Wed, 23 Jul 2008
ストーカー(密猟者)、あるいは願望機
文学好きの岩波さんにお勧めされたので、買うてきました。アルカジイ&ボリス・ストルガツキーのストーカー、早川書房。
原題は路傍のピクニック。アンドレイ・タルコフスキーの同名映画の元ネタ。ストルガツキー兄弟の書いたシナリオのタイトルは願望機。異星人が残したと思しきというか人類の理解を越えずぎているから多分そうなんだろう的な品々が転がる「ゾーン」と、その周囲でのたくるかしこやらアホな人間たち。かしこな人々は人類の進歩がどうとか、アホな人々は金になるからといってそこにある品々を持ち出す。ゴールドラッシュみたいだがただし、「ゾーン」の中は重力異常とか時間の流れが変とかはあたりまえで、入って出てくるだけでも命懸け。何かしらんが地面のこの染みを踏むと良くないことがおこる、この道を通った奴は挽肉にされるがその後しばらくは大丈夫(しばらくってどれだけの間だ?)、ストーカーの子供は不具になる…
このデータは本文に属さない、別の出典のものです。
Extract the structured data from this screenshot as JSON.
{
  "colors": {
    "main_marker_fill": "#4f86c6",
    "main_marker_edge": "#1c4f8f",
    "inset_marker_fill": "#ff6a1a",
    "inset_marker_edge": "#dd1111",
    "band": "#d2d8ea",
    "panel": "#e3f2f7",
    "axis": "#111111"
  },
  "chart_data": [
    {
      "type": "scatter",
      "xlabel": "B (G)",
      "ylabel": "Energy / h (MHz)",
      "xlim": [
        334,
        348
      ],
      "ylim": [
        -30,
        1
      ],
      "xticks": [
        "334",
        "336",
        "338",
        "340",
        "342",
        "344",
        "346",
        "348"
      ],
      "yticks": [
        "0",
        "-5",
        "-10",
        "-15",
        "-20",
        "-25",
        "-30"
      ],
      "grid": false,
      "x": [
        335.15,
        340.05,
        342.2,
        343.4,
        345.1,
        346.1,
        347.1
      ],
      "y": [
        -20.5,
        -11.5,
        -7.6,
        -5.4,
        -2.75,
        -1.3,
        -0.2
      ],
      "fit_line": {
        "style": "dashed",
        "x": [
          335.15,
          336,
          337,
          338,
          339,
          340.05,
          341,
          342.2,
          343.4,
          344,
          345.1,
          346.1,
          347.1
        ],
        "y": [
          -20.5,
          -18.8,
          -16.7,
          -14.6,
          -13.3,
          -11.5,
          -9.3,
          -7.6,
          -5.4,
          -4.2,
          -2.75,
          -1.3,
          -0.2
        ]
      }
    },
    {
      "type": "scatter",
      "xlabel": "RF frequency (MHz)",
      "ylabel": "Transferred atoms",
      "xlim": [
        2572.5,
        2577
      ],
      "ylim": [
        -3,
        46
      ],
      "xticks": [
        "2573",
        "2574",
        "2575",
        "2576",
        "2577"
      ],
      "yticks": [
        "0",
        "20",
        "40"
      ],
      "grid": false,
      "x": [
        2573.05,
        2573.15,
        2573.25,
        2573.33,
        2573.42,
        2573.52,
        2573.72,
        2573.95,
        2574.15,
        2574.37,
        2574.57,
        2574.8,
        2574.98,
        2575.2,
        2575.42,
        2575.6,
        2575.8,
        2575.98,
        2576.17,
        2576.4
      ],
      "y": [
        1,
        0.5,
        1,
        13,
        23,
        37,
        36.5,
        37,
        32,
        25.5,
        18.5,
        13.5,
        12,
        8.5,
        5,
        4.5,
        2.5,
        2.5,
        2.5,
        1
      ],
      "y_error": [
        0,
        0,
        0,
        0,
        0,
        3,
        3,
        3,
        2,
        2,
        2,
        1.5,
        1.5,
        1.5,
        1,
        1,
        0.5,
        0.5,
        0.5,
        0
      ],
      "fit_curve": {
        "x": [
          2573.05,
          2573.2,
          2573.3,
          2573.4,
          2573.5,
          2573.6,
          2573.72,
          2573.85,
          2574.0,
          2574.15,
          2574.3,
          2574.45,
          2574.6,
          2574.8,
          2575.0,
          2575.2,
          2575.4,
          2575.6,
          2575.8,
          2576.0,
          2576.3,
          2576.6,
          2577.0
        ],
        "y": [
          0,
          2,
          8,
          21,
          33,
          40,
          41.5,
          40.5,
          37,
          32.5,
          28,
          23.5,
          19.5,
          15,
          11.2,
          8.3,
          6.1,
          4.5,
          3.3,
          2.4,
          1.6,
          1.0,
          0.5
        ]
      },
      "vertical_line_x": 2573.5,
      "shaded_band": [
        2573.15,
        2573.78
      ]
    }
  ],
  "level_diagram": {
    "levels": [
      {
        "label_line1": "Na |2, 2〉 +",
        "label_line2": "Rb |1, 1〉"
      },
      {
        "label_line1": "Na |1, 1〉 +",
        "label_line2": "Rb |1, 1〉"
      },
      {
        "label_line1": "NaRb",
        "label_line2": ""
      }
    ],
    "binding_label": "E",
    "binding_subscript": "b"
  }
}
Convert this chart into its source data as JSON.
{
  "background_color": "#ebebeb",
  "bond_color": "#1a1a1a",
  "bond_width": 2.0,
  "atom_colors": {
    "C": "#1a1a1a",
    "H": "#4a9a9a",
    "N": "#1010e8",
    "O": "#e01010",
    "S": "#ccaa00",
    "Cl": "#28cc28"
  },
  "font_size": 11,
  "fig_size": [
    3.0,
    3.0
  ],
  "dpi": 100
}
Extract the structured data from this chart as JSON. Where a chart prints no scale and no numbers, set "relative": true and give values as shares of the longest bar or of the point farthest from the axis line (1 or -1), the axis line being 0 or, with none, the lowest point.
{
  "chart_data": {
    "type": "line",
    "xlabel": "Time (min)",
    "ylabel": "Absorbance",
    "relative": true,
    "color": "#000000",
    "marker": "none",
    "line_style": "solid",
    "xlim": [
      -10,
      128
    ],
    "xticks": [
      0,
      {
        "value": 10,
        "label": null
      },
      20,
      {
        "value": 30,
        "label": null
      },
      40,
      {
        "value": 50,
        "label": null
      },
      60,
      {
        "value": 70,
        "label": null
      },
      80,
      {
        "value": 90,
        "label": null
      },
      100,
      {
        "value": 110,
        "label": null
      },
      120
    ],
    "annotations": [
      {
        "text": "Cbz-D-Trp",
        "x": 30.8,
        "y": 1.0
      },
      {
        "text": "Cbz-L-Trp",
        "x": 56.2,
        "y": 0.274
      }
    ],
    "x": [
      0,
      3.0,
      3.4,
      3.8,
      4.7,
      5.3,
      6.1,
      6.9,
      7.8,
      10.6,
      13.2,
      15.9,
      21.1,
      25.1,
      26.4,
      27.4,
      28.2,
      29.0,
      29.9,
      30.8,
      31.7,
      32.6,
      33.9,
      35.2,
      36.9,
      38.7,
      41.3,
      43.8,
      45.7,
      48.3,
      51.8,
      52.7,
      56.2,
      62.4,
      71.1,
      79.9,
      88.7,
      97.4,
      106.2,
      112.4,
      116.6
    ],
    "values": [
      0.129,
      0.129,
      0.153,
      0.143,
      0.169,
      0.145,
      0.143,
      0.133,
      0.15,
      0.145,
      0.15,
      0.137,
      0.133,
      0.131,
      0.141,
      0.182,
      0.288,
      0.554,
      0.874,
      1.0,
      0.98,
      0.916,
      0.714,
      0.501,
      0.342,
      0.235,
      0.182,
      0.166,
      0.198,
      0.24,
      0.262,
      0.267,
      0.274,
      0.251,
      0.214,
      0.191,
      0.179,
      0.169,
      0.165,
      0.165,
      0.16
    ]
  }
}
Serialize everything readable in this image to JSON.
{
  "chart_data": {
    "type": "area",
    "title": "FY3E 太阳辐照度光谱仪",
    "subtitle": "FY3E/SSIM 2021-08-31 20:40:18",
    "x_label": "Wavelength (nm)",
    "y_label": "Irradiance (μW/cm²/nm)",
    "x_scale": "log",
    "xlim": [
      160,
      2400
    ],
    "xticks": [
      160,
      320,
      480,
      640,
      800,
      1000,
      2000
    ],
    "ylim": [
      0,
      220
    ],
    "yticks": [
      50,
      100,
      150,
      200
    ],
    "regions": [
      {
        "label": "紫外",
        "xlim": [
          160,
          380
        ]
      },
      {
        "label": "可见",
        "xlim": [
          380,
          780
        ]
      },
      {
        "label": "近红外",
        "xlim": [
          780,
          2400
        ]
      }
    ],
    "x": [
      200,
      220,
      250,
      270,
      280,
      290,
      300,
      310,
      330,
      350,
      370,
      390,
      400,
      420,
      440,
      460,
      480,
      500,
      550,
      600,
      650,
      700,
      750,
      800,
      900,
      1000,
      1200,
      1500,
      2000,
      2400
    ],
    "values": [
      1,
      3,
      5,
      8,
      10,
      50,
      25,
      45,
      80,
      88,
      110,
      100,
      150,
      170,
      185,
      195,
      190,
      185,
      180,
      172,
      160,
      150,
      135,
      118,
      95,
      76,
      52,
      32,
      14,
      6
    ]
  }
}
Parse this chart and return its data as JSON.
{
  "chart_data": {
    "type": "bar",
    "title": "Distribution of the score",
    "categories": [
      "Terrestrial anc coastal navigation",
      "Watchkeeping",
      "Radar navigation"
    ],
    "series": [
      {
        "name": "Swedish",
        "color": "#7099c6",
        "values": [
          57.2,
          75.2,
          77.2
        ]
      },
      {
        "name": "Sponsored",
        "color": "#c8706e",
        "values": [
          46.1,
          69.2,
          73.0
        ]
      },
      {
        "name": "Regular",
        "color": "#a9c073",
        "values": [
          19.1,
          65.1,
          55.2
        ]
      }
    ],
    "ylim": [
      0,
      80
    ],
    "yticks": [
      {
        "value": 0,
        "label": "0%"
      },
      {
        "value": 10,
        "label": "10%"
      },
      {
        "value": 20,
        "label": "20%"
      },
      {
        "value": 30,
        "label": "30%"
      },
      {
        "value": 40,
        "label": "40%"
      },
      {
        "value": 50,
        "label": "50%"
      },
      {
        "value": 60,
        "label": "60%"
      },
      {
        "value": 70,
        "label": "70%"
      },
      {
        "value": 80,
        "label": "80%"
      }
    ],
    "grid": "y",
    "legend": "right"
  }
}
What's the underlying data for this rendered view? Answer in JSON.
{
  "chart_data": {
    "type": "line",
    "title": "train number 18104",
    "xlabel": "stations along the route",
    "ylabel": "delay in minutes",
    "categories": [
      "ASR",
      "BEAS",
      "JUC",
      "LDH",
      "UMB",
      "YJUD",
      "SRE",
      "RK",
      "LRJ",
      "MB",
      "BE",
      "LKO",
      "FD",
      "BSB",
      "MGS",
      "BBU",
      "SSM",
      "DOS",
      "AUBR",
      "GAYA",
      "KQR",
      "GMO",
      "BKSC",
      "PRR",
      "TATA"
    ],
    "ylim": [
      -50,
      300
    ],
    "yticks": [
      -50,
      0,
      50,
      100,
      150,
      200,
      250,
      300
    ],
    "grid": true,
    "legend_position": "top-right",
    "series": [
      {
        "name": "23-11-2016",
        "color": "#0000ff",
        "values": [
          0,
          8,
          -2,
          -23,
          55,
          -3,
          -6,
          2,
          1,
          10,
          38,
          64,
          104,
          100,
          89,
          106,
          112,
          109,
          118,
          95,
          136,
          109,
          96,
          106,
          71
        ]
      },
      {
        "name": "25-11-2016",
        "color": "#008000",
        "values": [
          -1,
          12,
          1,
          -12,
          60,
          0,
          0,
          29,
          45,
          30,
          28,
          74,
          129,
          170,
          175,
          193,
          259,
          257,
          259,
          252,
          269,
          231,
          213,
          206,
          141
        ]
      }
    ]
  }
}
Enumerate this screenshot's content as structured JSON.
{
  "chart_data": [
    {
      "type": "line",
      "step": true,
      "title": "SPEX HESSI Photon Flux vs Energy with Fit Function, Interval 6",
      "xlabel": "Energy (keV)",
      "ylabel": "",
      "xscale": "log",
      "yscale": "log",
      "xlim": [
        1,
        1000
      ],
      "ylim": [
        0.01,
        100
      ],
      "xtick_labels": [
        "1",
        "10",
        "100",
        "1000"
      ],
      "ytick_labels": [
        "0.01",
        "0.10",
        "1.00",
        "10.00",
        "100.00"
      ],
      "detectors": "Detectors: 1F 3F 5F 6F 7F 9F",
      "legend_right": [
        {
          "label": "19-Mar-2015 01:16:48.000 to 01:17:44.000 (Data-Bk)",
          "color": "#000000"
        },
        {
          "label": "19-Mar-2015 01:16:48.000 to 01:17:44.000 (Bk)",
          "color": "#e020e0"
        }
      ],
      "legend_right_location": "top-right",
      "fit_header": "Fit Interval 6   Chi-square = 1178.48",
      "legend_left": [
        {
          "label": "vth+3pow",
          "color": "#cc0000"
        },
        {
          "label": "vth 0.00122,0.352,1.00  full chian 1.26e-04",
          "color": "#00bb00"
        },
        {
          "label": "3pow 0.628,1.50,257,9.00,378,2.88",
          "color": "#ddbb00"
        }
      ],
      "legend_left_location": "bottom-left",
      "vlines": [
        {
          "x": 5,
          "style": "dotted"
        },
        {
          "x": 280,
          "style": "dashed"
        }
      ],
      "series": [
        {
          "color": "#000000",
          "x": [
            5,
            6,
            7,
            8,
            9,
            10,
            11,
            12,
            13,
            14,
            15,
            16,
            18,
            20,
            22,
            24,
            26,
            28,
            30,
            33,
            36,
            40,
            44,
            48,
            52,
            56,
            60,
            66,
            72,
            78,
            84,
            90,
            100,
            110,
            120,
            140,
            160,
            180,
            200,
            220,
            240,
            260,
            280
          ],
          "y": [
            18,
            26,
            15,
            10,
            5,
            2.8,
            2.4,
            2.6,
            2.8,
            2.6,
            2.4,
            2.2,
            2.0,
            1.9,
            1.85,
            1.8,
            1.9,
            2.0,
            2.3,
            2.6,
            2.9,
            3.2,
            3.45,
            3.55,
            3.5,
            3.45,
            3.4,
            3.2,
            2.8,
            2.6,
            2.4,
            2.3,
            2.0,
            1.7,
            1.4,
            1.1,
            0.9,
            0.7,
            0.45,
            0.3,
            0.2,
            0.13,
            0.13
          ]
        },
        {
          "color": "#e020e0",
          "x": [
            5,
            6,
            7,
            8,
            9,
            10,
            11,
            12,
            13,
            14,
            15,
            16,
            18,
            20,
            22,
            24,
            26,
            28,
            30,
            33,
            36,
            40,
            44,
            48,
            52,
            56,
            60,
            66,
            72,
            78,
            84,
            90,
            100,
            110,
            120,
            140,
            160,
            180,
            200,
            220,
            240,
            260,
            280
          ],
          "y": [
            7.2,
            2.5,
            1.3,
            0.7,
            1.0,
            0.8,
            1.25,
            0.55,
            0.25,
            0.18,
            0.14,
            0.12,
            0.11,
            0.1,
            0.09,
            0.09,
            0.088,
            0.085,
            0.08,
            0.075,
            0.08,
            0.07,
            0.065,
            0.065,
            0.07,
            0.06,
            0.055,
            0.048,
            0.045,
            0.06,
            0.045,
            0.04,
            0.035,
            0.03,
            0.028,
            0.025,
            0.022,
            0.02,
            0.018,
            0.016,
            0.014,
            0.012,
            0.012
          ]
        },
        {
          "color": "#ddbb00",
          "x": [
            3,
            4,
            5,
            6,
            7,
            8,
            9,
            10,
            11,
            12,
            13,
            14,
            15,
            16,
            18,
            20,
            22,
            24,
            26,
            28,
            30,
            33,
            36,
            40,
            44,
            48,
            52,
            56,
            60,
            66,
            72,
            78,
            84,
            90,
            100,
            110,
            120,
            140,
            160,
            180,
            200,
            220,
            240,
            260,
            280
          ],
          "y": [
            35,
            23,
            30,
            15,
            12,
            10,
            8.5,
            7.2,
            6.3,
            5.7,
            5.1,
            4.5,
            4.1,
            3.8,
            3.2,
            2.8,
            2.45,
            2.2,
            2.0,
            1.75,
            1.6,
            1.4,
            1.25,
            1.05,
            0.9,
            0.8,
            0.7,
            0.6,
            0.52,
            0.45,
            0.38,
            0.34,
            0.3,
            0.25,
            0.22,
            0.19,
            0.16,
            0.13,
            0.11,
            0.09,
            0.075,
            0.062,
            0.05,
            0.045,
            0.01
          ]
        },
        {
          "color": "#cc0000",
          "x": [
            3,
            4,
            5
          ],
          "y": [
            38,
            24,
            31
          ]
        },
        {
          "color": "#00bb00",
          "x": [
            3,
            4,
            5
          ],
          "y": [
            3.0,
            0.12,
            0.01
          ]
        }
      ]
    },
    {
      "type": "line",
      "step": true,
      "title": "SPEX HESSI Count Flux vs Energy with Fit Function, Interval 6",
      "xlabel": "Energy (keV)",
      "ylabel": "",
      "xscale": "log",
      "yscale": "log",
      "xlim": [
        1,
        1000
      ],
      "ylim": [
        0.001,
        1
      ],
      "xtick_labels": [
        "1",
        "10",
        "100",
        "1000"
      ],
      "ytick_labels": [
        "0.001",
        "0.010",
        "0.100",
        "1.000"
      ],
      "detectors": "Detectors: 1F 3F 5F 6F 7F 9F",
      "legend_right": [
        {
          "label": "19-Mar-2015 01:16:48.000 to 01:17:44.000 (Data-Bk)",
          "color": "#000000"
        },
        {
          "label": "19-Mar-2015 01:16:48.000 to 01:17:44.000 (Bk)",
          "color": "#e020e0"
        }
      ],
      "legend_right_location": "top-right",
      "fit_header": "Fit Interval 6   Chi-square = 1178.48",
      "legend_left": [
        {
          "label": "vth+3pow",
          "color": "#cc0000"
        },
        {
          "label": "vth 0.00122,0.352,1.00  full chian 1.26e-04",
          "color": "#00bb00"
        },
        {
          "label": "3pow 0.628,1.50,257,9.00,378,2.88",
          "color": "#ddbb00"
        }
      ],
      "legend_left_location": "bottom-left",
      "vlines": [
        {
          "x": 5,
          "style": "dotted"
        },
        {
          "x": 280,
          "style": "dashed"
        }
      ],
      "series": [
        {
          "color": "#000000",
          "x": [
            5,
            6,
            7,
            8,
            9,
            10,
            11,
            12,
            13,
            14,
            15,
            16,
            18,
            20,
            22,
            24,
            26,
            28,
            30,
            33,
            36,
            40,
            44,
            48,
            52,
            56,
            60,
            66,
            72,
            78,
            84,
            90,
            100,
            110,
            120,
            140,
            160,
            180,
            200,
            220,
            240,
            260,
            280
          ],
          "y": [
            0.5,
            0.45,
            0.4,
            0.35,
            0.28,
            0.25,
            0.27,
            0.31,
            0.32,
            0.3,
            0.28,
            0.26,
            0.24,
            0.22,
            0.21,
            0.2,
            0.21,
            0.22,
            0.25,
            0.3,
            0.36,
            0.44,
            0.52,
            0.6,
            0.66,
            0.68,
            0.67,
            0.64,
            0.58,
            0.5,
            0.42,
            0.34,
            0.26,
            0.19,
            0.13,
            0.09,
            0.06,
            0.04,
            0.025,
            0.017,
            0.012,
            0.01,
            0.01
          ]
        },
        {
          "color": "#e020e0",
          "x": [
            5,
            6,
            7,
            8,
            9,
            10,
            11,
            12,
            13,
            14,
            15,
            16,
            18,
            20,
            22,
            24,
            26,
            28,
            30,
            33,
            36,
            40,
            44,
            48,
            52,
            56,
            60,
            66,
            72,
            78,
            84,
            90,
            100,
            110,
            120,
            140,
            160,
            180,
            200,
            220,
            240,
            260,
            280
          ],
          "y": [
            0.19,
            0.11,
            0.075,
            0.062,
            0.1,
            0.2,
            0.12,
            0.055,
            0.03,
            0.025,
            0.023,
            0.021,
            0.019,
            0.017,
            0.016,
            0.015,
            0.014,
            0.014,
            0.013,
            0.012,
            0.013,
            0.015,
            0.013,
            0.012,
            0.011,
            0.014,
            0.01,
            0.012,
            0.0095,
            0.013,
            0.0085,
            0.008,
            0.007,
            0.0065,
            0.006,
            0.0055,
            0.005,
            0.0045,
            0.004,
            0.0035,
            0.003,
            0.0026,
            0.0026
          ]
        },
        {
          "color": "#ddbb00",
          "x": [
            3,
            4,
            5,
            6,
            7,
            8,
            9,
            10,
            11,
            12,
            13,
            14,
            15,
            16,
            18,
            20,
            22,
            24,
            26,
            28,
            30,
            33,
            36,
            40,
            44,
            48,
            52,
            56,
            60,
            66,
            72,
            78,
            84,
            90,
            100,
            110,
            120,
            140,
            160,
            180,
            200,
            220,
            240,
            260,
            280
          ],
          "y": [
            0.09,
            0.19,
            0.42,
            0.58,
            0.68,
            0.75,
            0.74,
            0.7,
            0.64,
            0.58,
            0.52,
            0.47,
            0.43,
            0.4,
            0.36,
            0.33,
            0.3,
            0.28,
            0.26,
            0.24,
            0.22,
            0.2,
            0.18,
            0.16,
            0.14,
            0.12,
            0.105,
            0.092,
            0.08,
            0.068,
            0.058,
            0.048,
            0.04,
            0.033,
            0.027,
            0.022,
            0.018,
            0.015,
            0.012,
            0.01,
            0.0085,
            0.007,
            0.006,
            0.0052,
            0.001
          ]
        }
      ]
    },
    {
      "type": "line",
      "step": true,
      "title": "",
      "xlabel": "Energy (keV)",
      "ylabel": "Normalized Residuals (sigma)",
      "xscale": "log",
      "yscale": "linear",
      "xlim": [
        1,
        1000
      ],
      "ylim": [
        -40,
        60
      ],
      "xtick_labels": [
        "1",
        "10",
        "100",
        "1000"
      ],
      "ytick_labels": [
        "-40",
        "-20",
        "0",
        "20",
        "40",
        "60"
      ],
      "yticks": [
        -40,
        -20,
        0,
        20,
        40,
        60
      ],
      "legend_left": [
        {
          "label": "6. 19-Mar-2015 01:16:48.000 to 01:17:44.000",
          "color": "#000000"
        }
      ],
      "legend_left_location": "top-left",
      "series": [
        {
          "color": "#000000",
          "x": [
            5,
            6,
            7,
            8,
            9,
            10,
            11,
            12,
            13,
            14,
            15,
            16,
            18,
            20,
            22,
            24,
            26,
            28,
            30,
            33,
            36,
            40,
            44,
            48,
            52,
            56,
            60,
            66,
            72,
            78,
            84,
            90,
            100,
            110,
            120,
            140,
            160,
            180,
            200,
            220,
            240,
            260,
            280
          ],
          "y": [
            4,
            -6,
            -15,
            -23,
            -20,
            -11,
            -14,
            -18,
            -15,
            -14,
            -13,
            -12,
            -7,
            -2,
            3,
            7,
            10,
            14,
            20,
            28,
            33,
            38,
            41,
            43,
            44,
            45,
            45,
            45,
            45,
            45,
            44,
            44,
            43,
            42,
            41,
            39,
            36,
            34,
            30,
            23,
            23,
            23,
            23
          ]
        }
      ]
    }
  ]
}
…以下は自分語り。はじめて読んだのは高校生の頃。早川文庫で一冊だけ残すならこれか山尾悠子の遠近法だと信じるくらいむちゃくちゃ影響を受けてあげくふたつを混ぜこぜにしたような小説を一本でっちあげそれが学内誌にとはいえ掲載されたりしたのも嬉し恥し良き思い出なわけだが。てゆーか、この傑作が1983年の初版からこっち八刷しかなっていないなど信じられないがその他の蟻塚のかぶと虫にせよ収容所惑星にせよ苦労して入手したは良いがとんでもなく退屈なしろものであってがっかりだったからさもありなんというかじぶんがエスエフに嵌らなかったのはこのせいだとおもうんだ。でも、最後の一文を覚えていていまでも忘れていない。
すべてのものに幸福をわけてやるぞ、無料で。だから、だれも不幸なままで帰しゃしないぞ!
願望機が叶えてくれるのは心の一番底にある願いだけ。